One area that he and our new legislative leadership can start to work on immediately is to eliminate the unfair “hurricane tax” on businesses.
These taxes take the form of assessments levied on the insurance premiums of businesses statewide, as well as on charitable organizations, schools, churches and renters.
They, in effect, subsidize many of our state’s most fortunate homeowners living on the coast.
Eliminating the hurricane tax will free funds for business to reinvest in new initiatives and jobs, encourage capital formation in our state and foster a more transparent, competitive and fair environment for businesses and consumers alike.
When he takes office, Scott needs to seek reforms of the state-sponsored Citizens Property Insurance Corporation and the Florida Hurricane Catastrophe Fund (CAT Fund).
Today, our businesses are still paying for the storms from 2004 and 2005 because of the debt burden designed in the structure of Citizens and the CAT Fund.
Although 2010 was the most active storm season in 150 years, Florida was spared from any storms making landfall. Had our vulnerable shores been hit, Florida businesses, churches and families would have experienced an unwelcome “surge” of new hurricane taxes to fund Citizens and the CAT Fund.
Potentially, these taxes could exceed 50 percent of the insurance premium on our businesses – each year for up to 30 years – to service the bonds that would be issued.

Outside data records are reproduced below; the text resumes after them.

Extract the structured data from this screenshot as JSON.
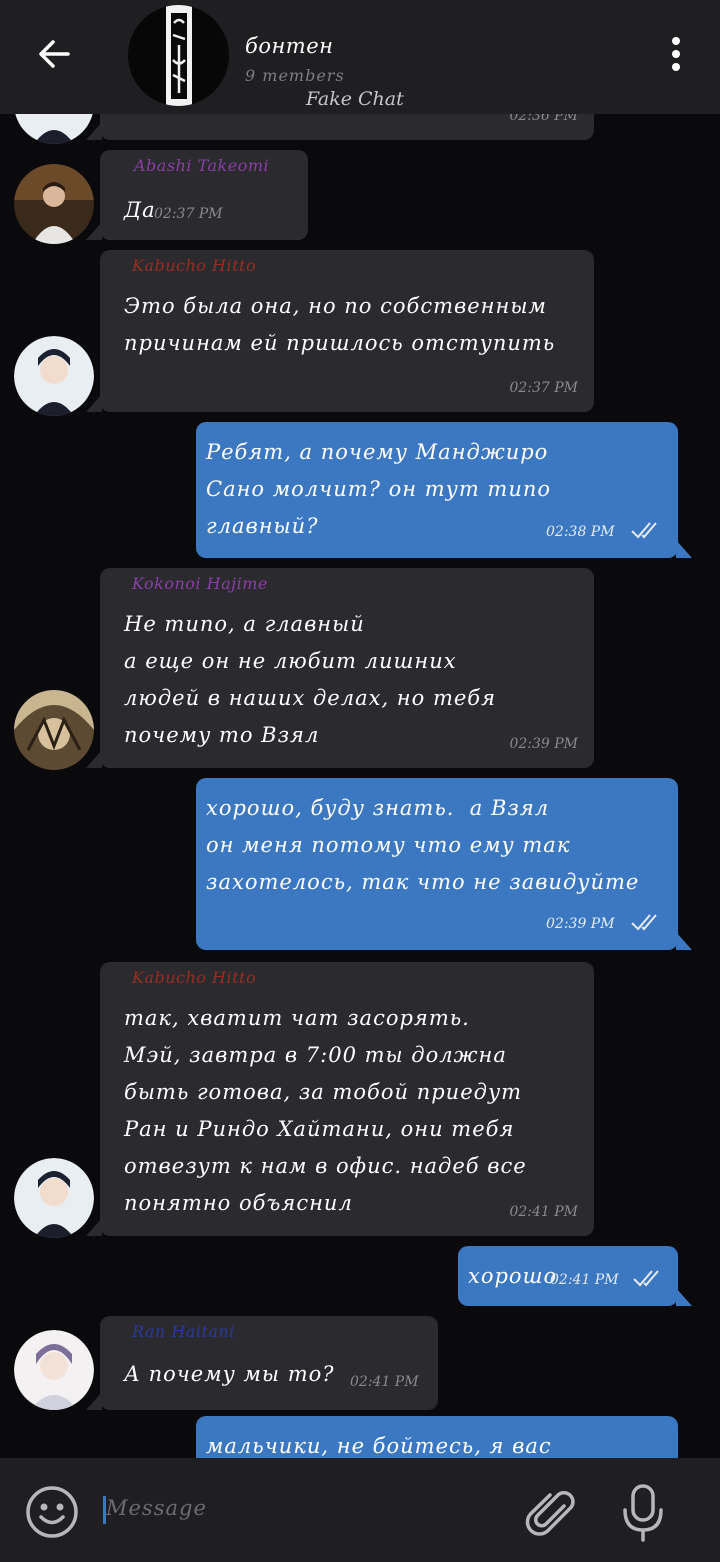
{
  "header": {
    "title": "бонтен",
    "subtitle": "9 members",
    "watermark": "Fake Chat"
  },
  "partial_top": {
    "time": "02:36 PM"
  },
  "messages": [
    {
      "sender": "Abashi Takeomi",
      "sender_color": "#8a3fa8",
      "text": "Да",
      "time": "02:37 PM"
    },
    {
      "sender": "Kabucho Hitto",
      "sender_color": "#9a2c22",
      "text": "Это была она, но по собственным\nпричинам ей пришлось отступить",
      "time": "02:37 PM"
    },
    {
      "text": "Ребят, а почему Манджиро\nСано молчит? он тут типо\nглавный?",
      "time": "02:38 PM"
    },
    {
      "sender": "Kokonoi Hajime",
      "sender_color": "#8a3fa8",
      "text": "Не типо, а главный\nа еще он не любит лишних\nлюдей в наших делах, но тебя\nпочему то Взял",
      "time": "02:39 PM"
    },
    {
      "text": "хорошо, буду знать.  а Взял\nон меня потому что ему так\nзахотелось, так что не завидуйте",
      "time": "02:39 PM"
    },
    {
      "sender": "Kabucho Hitto",
      "sender_color": "#9a2c22",
      "text": "так, хватит чат засорять.\nМэй, завтра в 7:00 ты должна\nбыть готова, за тобой приедут\nРан и Риндо Хайтани, они тебя\nотвезут к нам в офис. надеб все\nпонятно объяснил",
      "time": "02:41 PM"
    },
    {
      "text": "хорошо",
      "time": "02:41 PM"
    },
    {
      "sender": "Ran Haitani",
      "sender_color": "#2a3a9e",
      "text": "А почему мы то?",
      "time": "02:41 PM"
    },
    {
      "text": "мальчики, не бойтесь, я вас"
    }
  ],
  "input": {
    "placeholder": "Message"
  },
  "colors": {
    "accent": "#3c78c1",
    "incoming_bubble": "#2b2a2e",
    "header_bg": "#1f1e21"
  }
}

Prior to the election, Scott said, “I will return Citizens to the insurer of last resort, level the playing field so that solvent private insurers are allowed to compete with each other for business, not with the subsidized and financially unsound government-run insurance company.”

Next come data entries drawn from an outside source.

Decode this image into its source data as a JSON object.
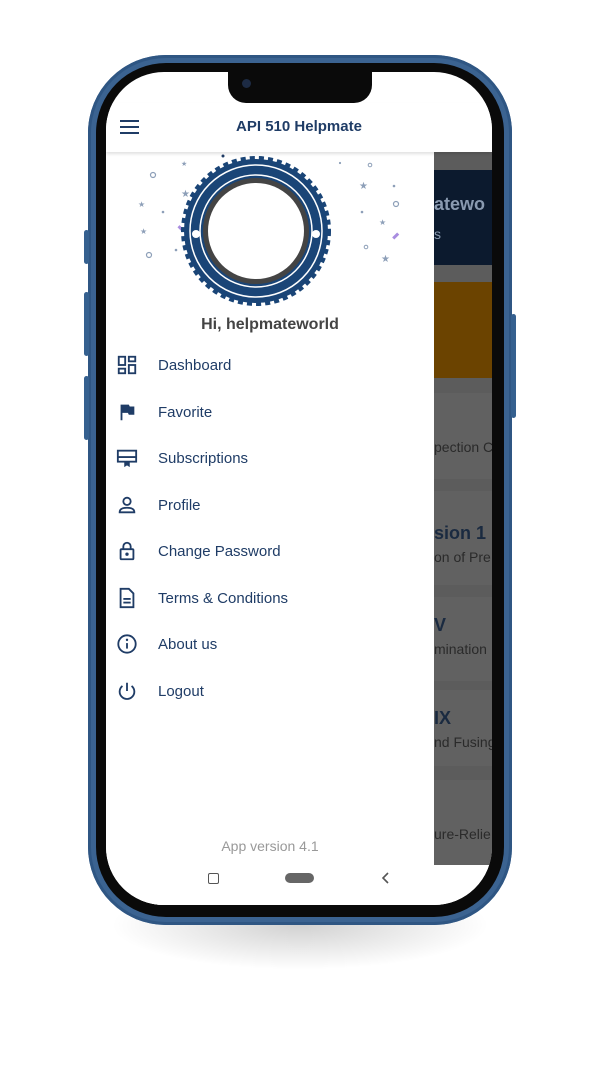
{
  "header": {
    "title": "API 510 Helpmate",
    "menu_icon": "hamburger-icon"
  },
  "user": {
    "greeting": "Hi, helpmateworld"
  },
  "menu": [
    {
      "label": "Dashboard",
      "icon": "dashboard-icon"
    },
    {
      "label": "Favorite",
      "icon": "flag-icon"
    },
    {
      "label": "Subscriptions",
      "icon": "subscriptions-icon"
    },
    {
      "label": "Profile",
      "icon": "person-icon"
    },
    {
      "label": "Change Password",
      "icon": "lock-icon"
    },
    {
      "label": "Terms & Conditions",
      "icon": "document-icon"
    },
    {
      "label": "About us",
      "icon": "info-icon"
    },
    {
      "label": "Logout",
      "icon": "power-icon"
    }
  ],
  "app_version": "App version 4.1",
  "background": {
    "cards": [
      {
        "a": "atewo",
        "b": "s"
      },
      {
        "a": "",
        "b": ""
      },
      {
        "a": "",
        "b": "pection C"
      },
      {
        "a": "sion 1",
        "b": "on of Pre"
      },
      {
        "a": "V",
        "b": "mination"
      },
      {
        "a": "IX",
        "b": "nd Fusing"
      },
      {
        "a": "",
        "b": "ure-Relie"
      }
    ]
  },
  "colors": {
    "primary": "#1f3c66",
    "phone": "#3b6391",
    "accent_orange": "#6b4300"
  }
}
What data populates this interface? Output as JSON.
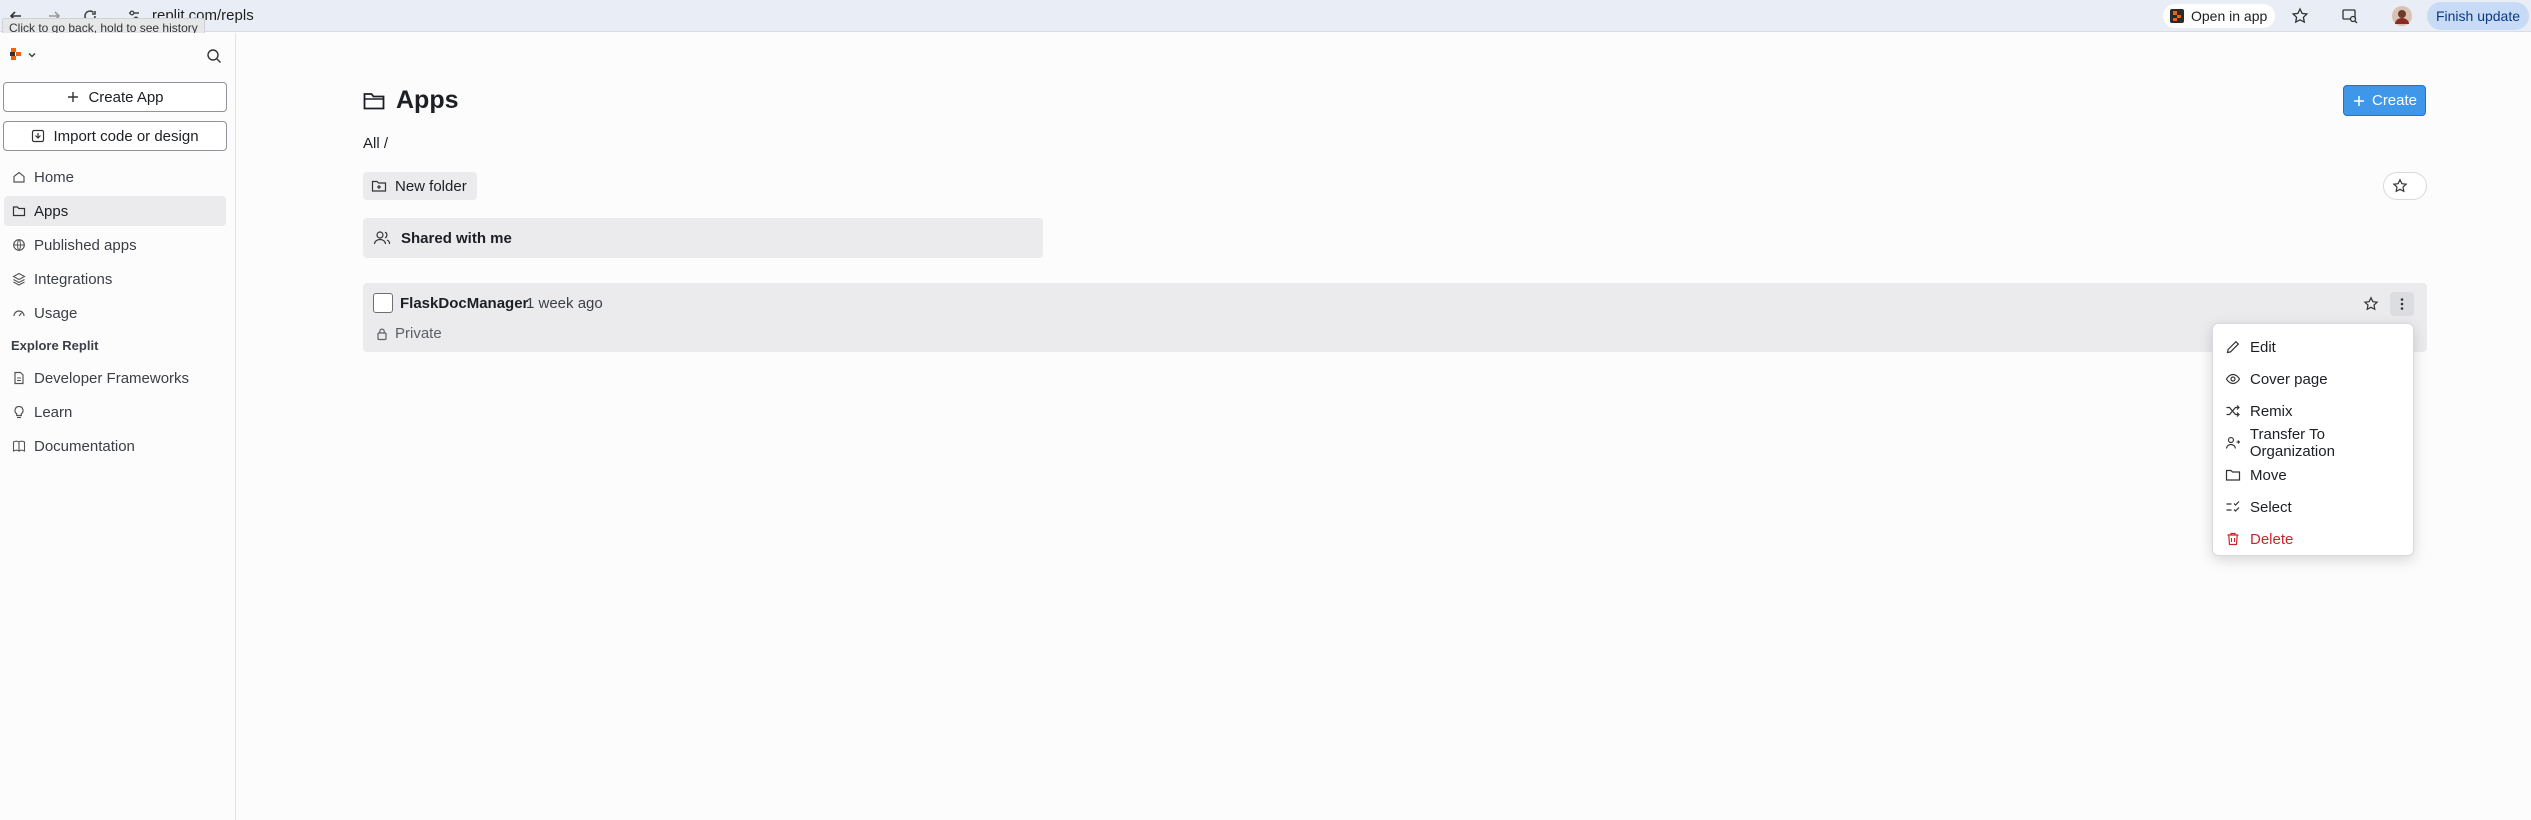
{
  "browser": {
    "url": "replit.com/repls",
    "tooltip": "Click to go back, hold to see history",
    "open_in_app_label": "Open in app",
    "finish_update_label": "Finish update"
  },
  "sidebar": {
    "create_app_label": "Create App",
    "import_label": "Import code or design",
    "nav_items": [
      {
        "label": "Home",
        "icon": "home-icon"
      },
      {
        "label": "Apps",
        "icon": "folder-icon",
        "active": true
      },
      {
        "label": "Published apps",
        "icon": "globe-icon"
      },
      {
        "label": "Integrations",
        "icon": "layers-icon"
      },
      {
        "label": "Usage",
        "icon": "gauge-icon"
      }
    ],
    "explore_section_label": "Explore Replit",
    "explore_items": [
      {
        "label": "Developer Frameworks",
        "icon": "file-icon"
      },
      {
        "label": "Learn",
        "icon": "lightbulb-icon"
      },
      {
        "label": "Documentation",
        "icon": "book-icon"
      }
    ]
  },
  "main": {
    "title": "Apps",
    "create_label": "Create",
    "breadcrumb": "All /",
    "new_folder_label": "New folder",
    "shared_label": "Shared with me",
    "repl": {
      "name": "FlaskDocManager",
      "updated": "1 week ago",
      "privacy": "Private"
    }
  },
  "context_menu": {
    "items": [
      {
        "label": "Edit",
        "icon": "pencil-icon"
      },
      {
        "label": "Cover page",
        "icon": "eye-icon"
      },
      {
        "label": "Remix",
        "icon": "shuffle-icon"
      },
      {
        "label": "Transfer To Organization",
        "icon": "user-transfer-icon"
      },
      {
        "label": "Move",
        "icon": "folder-icon"
      },
      {
        "label": "Select",
        "icon": "checklist-icon"
      },
      {
        "label": "Delete",
        "icon": "trash-icon",
        "danger": true
      }
    ]
  },
  "colors": {
    "accent": "#3f97e9",
    "danger": "#c9252d",
    "active_bg": "#ebebed"
  }
}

As we return Citizens to its original role as an insurer of last resort, we must also return the CAT Fund, currently a taxpayer agency of first call, to its role as an emergency buffer for the largest possible catastrophes.
Under the last administration, the exposures in Citizens have increased astronomically and the CAT Fund has nearly doubled in size, posing a painful current and enormous contingent tax burden on Floridians.
But it didn’t have to be this way.
Louisiana, which bore the brunt of Hurricane Katrina’s wrath, also has a state-run insurer named Citizens.
While Florida made our state-sponsored Citizens into one of the largest insurers in the country, Louisiana kept its Citizens as a market of last resort.
Instead of supplanting and competing with the private market, Louisiana maintained a stable, even-handed environment for insurers and attracted new capital, new competitors and new employers.
As a result, Louisiana’s Citizens has a market share that is below its pre-Katrina levels.
Reforming Citizens and the CAT Fund are not the only challenges confronting Florida’s property insurance market. We need tort reform and changes in our so-called “bad faith” law.
But there is no better place to start than by reducing the risk associated with these state-run insurance entities and eliminating the risk of future hurricane taxes.
Barney T. Bishop is president and CEO of Associated Industries of Florida, a Tallahassee-based group that promotes free markets.